The only complete and credible analysis of the Muskrat Falls project, as proposed by Nalcor, was delivered by a provincial-federal joint review panel that reported its findings in August of last year.
It is extraordinary that this report, which severely questions many of the project’s main elements, has been virtually ignored by both the Dunderdale and Harper administrations that commissioned it. In much the same way the provincial Public Utilities Board, which might be said to have a statutory duty to advise/rule on this project, has been effectively shunted aside as irrelevant and unimportant.
Most Newfoundlanders are probably unaware that the panel “did not accept” — its words — that developing the hydroelectric potential of the lower Churchill River is a “need.” Or that Nalcor’s analysis showing Muskrat as the best and least-cost way to meet domestic demand requirements was “inadequate.”
Therefore, the panel called for “a new, independent analysis based on economic, energy and environmental considerations” to address “domestic demand projections, conservation and demand management, alternate on-island energy sources, the role of power from Churchill Falls and Nalcor’s cost estimates and assumptions.”
Having to ask these questions and more besides demonstrates the gross inadequacy of the information provided by Nalcor in support of the project and its huge $6.2-billion expenditure requirement.

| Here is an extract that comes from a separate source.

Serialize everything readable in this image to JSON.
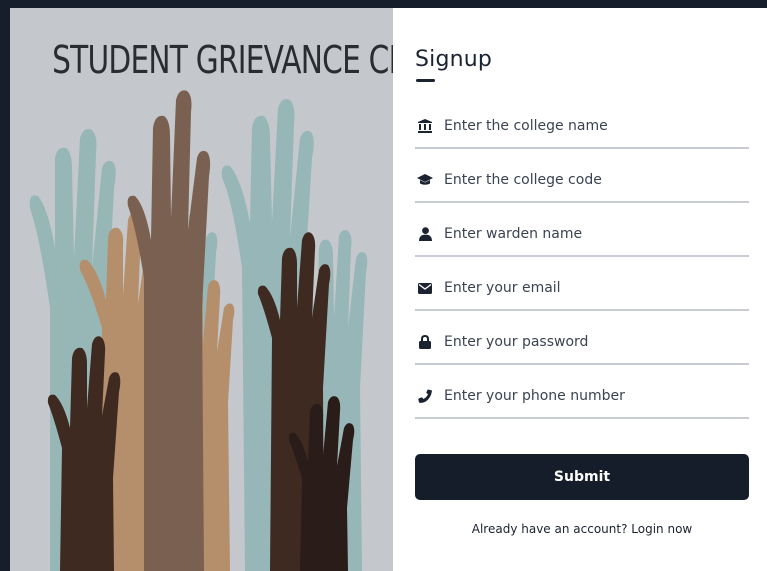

The panel also wanted the new independent analysis — which, if it were done, would be carried our by competent consultants completely divorced from Nalor and its contractors — to consider “the possible use of offshore gas as a fuel” for Holyrood, a huge issue where alternatives to Muskrat are concerned.
A detailed gas proposal that could reduce government borrowing to the tune of serveral billion dollars was advanced by Stephen Bruneau of Memorial University, but in the House of Assembly on March 29, it was rejected out of hand.
When Liberal Leader Dwight Ball recalled that in 2007 the government’s energy plan required that companies applying for offshore permits provide a “detailed landing-in-the-province option for natural gas,” and revealed that compressed gas experts (the Enersea company of Houston, Texas) were hired the same year to do a natural gas study, very surprisingly Natural Resources Minister Jerome Kennedy replied, “I am not aware of the study ...”
Are we to believe that perhaps it has been kept from the minister, thus impairing his ability to adequately deal with the file?
The provincial-federal panel called, as well, for cash flow projections for Muskrat Falls and an examination of the implications of the project for the province’s ratepayers and its regulatory systems. These are pressing matters.
Exactly how much money has the province put out, and will it be required to put out in future, for this project? How will this affect the province’s ability to meet all the various needs of our people and the public debt? What really will be the effect on electricity rates in Newfoundland and Labrador? Are the dark hints of energy shortfalls, brown-outs and black-outs, reality or merely fear-mongering on the part of government ministers to help push the project through?
When the premier demands, as she did on the radio recently, “What’s wrong with Nalcor’s numbers ... somebody show us,” the findings of the joint review panel are her answer. It is high time that she acknowledged that fact and acted accordingly.
William R. Callahan writes from St. John’s.